In attachment therapy, we learned that 3 feet is the magical distance for creating a sense of safety in a child. When our kids are spinning, we bring them to within 3 feet of us and keep them there. We can literally watch them calm down from the inside out. Every. Single. Time. To keep your child within 3 feet can take some creativity. For us, we find it very useful to ask our kids to help us in the kitchen while we make a meal. Or sit and draw next to Daddy while he takes a phone call. We continue this at night, which is the scariest time for our children, by bringing them into our room to sleep. Our kids all know how to make little "nests" on the floor by our bed. They've all done it. ALL of them. If you are ok with them in your bed, then go for it. They will feel safe and comforted and will sleep better.

Give Grace

Kids have less tools to deal with stress. Where an adult may take a walk or journal or even talk it out with a friend, a child may not have the forethought to move or the words to express their stress. Instead, they will do very unexpected things. It is common for a child to show stress by displaying negative behavior or behaviors that are found in younger children. This is called regression. Repeat the mantra to yourself: It's ok for her to do this temporarily. This is not permanent. It is just what she needs to do right now. Give her all the grace in the world. Accept the behavior as an indicator of her stress, not as a personal attack. Bring her close. And if possible, give her words. Say, "It looks like you may be feeling yucky inside. That's ok. I feel yucky too." Acknowledge her stress and if possible, give her words to talk about your situation. "Mommy's body doesn't feel right. The doctors are going to check it out." Talk about your situation in age-appropriate terms. Maybe give her a word picture. We used this line for my situation. "Mommy's lungs have a leak.

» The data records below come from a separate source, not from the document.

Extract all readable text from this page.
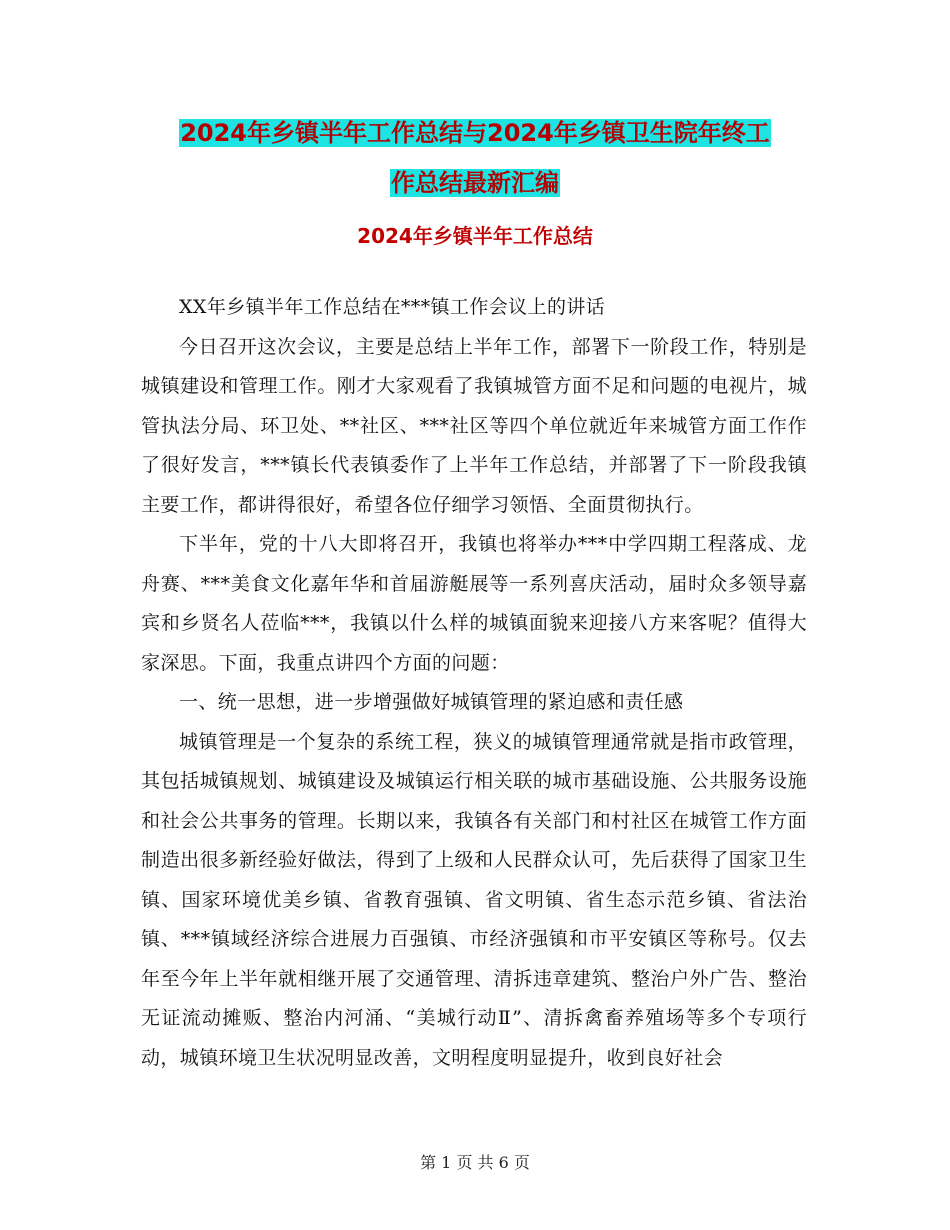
2024年乡镇半年工作总结与2024年乡镇卫生院年终工
作总结最新汇编
2024年乡镇半年工作总结

XX年乡镇半年工作总结在***镇工作会议上的讲话

今日召开这次会议，主要是总结上半年工作，部署下一阶段工作，特别是城镇建设和管理工作。刚才大家观看了我镇城管方面不足和问题的电视片，城管执法分局、环卫处、**社区、***社区等四个单位就近年来城管方面工作作了很好发言，***镇长代表镇委作了上半年工作总结，并部署了下一阶段我镇主要工作，都讲得很好，希望各位仔细学习领悟、全面贯彻执行。

下半年，党的十八大即将召开，我镇也将举办***中学四期工程落成、龙舟赛、***美食文化嘉年华和首届游艇展等一系列喜庆活动，届时众多领导嘉宾和乡贤名人莅临***，我镇以什么样的城镇面貌来迎接八方来客呢？值得大家深思。下面，我重点讲四个方面的问题：

一、统一思想，进一步增强做好城镇管理的紧迫感和责任感

城镇管理是一个复杂的系统工程，狭义的城镇管理通常就是指市政管理，其包括城镇规划、城镇建设及城镇运行相关联的城市基础设施、公共服务设施和社会公共事务的管理。长期以来，我镇各有关部门和村社区在城管工作方面制造出很多新经验好做法，得到了上级和人民群众认可，先后获得了国家卫生镇、国家环境优美乡镇、省教育强镇、省文明镇、省生态示范乡镇、省法治镇、***镇域经济综合进展力百强镇、市经济强镇和市平安镇区等称号。仅去年至今年上半年就相继开展了交通管理、清拆违章建筑、整治户外广告、整治无证流动摊贩、整治内河涌、“美城行动Ⅱ”、清拆禽畜养殖场等多个专项行动，城镇环境卫生状况明显改善，文明程度明显提升，收到良好社会

第 1 页 共 6 页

The doctors are going to try to fix the leak. Mommy will need to stay with the doctors for a few days. And she's going to be really tired when she gets home because the doctors had to fix the leak inside her. So let's be gentle with Mommy, ok?" As they ask questions, try to answer with what they NEED to know. You don't need to give them all the details you would give your mom. Just enough for them to feel heard and understood.


I hope those tips help you. And for goodness sake, get your kids to a counselor. Trauma is real. Kids who process trauma in a healthy way will make it through. Sometimes, a person will say to me, "Kids are resilient." Their statement is like comparing kids to cats who always land on their feet. It's true, kids are resilient but they are not felines. They need help to know which way is up. Kids need help to bend and flex and grow through trauma. So, give them grace. Support them like crazy. And pray for God to always show you how to love them best. He will. He loves them too.